A questo testo occorre aggiungere varie parti dei libri di Benedetto XVI su Gesù di Nazaret, che hanno sottratto ogni
spazio al tragico mito del deicidio. C’è chi ha minimizzato l’importanza di quest’opera – che
invece, a mio avviso, costituisce la conquista più solida di tutte – a causa della visione complessiva ratzingeriana
tesa a una forte difesa della dottrina e della tradizione. È curioso che questa accusa sia venuta talora da chi propone una
difesa del tutto analoga in ambito ebraico. È un atteggiamento incoerente: perché mai si dovrebbe chiedere un
atteggiamento riformatore alla Chiesa quando si considera un indirizzo del genere una sciagura per sé stessi? Chi scrive
considera negativo – per dirla con le parole di Alberto Cavaglion – che siano sempre i
“modernisti” ad avere la peggio. Ma non si può predicare il “modernismo” a tutti salvo che a
sé stessi. L’importanza dell’opera teologica di Benedetto XVI è provata dal fatto che essa ha reso
possibile il dialogo sul tema più difficile. Basti pensare al noto libro del rabbino Jacob Neusner, Un rabbino parla con
Gesù; o all’affermazione del rabbino Gilles Benheim – che ricordavo nell’ultima rubrica di Shalom
– secondo cui l’antigiudaismo sarà superato definitivamente quando i cristiani riusciranno a percepire il
significato positivo del “no” ebraico alla divinità di Gesù. Cosa resta da fare? Il lavoro lungo e complesso di
trasportare questi risultati nelle coscienze dei singoli e radicarli in profondità.

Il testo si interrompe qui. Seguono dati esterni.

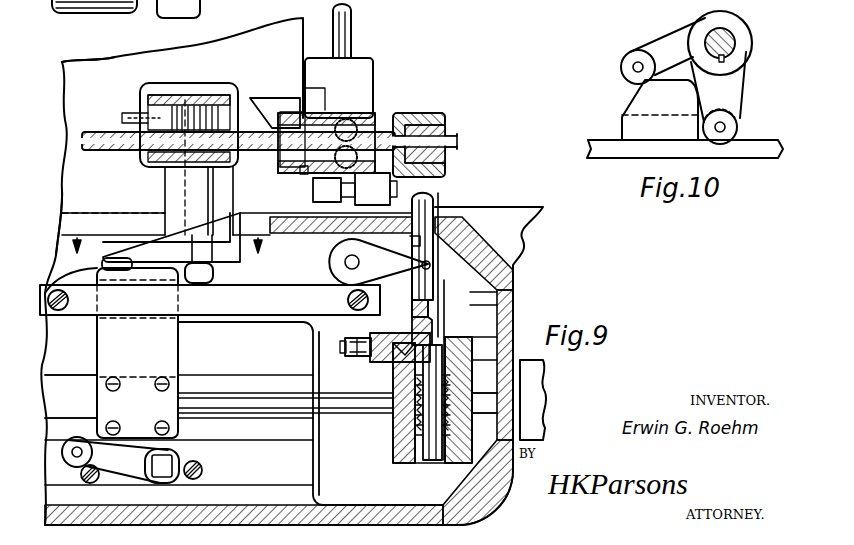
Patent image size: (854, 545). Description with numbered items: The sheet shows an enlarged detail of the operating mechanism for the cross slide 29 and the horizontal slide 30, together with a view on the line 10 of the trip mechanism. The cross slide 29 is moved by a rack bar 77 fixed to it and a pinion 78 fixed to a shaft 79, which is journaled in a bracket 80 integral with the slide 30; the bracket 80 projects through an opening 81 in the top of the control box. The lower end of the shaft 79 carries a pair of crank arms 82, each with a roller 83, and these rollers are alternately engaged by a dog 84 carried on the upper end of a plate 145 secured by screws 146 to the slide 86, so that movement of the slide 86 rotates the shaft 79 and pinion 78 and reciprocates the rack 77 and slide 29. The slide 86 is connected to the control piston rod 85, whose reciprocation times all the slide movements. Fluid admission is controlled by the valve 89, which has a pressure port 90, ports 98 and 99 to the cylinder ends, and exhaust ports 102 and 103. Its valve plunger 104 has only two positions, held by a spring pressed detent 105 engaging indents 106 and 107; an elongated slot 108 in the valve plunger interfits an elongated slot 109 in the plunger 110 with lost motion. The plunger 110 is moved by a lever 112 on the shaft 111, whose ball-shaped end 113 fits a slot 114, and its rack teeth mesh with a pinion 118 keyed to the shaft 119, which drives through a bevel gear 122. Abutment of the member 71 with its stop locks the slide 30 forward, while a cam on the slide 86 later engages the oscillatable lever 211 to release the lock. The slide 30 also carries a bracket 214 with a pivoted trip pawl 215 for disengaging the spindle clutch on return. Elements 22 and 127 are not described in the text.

È un lavoro tanto più complesso in un periodo di grande difficoltà e di sfide epocali per il mondo cattolico, e cristiano in
generale, di cui le dimissioni del Papa sono la testimonianza. Sta alla saggezza di tutti mettersi gli occhiali di quel che
unisce, persino quando si guarda a quel che divide, anziché darsi all’opera di distruzione, la più facile di tutte.